CLIL programme implementation often causes disjuncture – a tension between one’s current way of doing things and a new approach. Disjuncture can serve as a learning opportunity or invoke defensiveness and rejection. Many teachers find it difficult to apply a multiple focus on content and language, as well as on cross-curricular integration, cognition, and reflection. Education officials and administrators, as well as teacher trainers are facing some of the same difficulties. A climate of high-stakes exams that can contribute to a reduction in autonomous decision-making by teachers; a lack of knowledge about CLIL-specific and other widely accepted teaching strategies and their impact on learning, as well as on examination results; teacher mindsets; and, a need for better and more coordinated planning by teachers and government authorities; all impact on CLIL. Any of these factors can knock a programme off balance.
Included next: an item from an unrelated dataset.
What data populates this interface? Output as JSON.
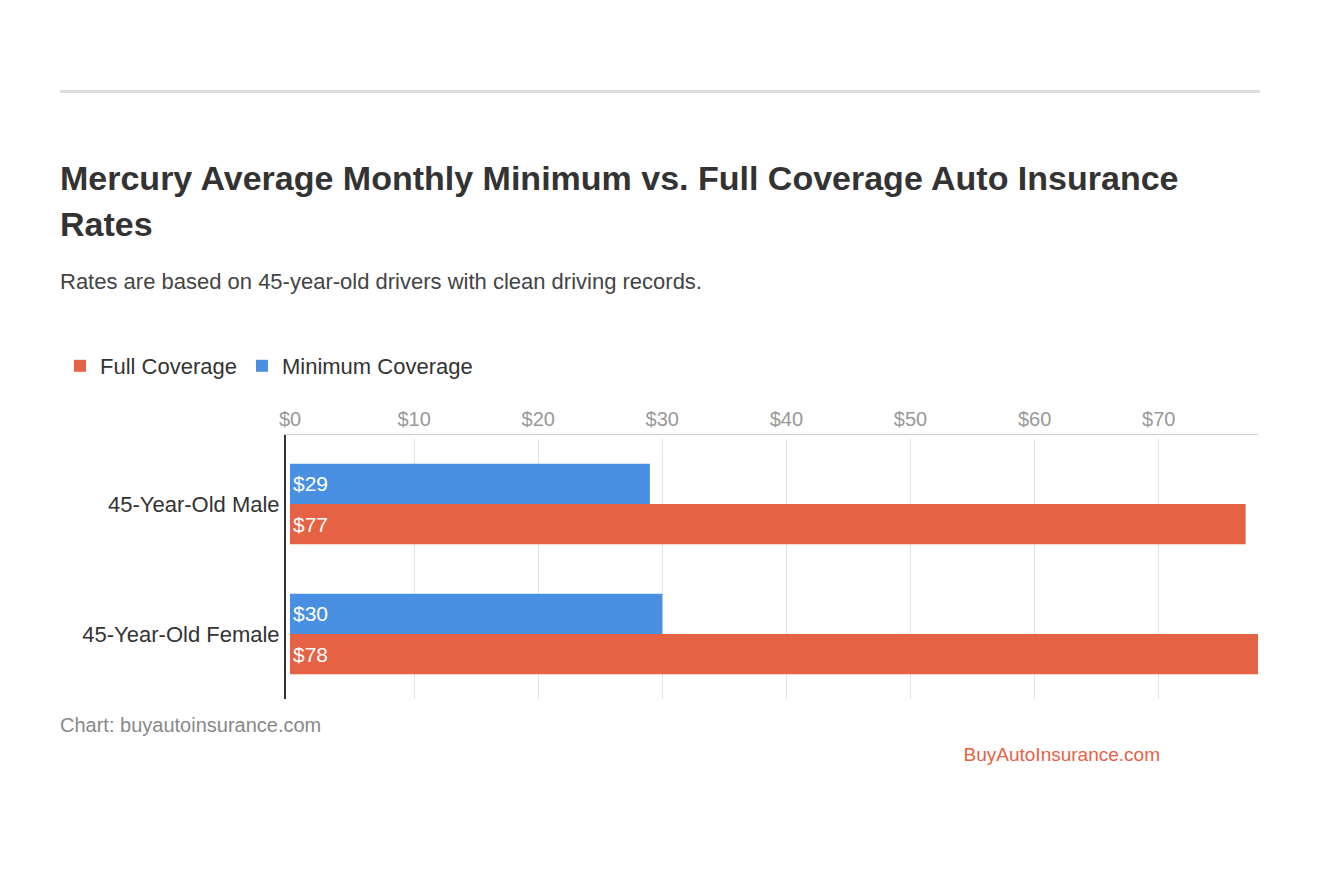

Solutions or counterweights for balancing programming are part of a complex interrelated package that includes: an increased valorisation of content and language learning in education in general, and in the language learning (including CLIL) literature; teacher training that supports teachers in guided reflection on their own mindsets and their practice coupled with repertoire-building in CLIL-specific strategies, as well as on building awareness of how these strategies impact on examination results; an improved understanding by educators of the role of key aspects of good pedagogy such as fostering critical thinking, setting learning outcomes and assessment for learning, and their impact on learning and examination results; designating or establishing a central body responsible for CLIL programme coordination and support; identifying and detailing the role of all CLIL stakeholders; and, building professional learning communities.

Finally, there is a need for research and training that help CLIL stakeholders to identify and concurrently address multiple interrelated factors contributing to or detracting from successful CLIL programming.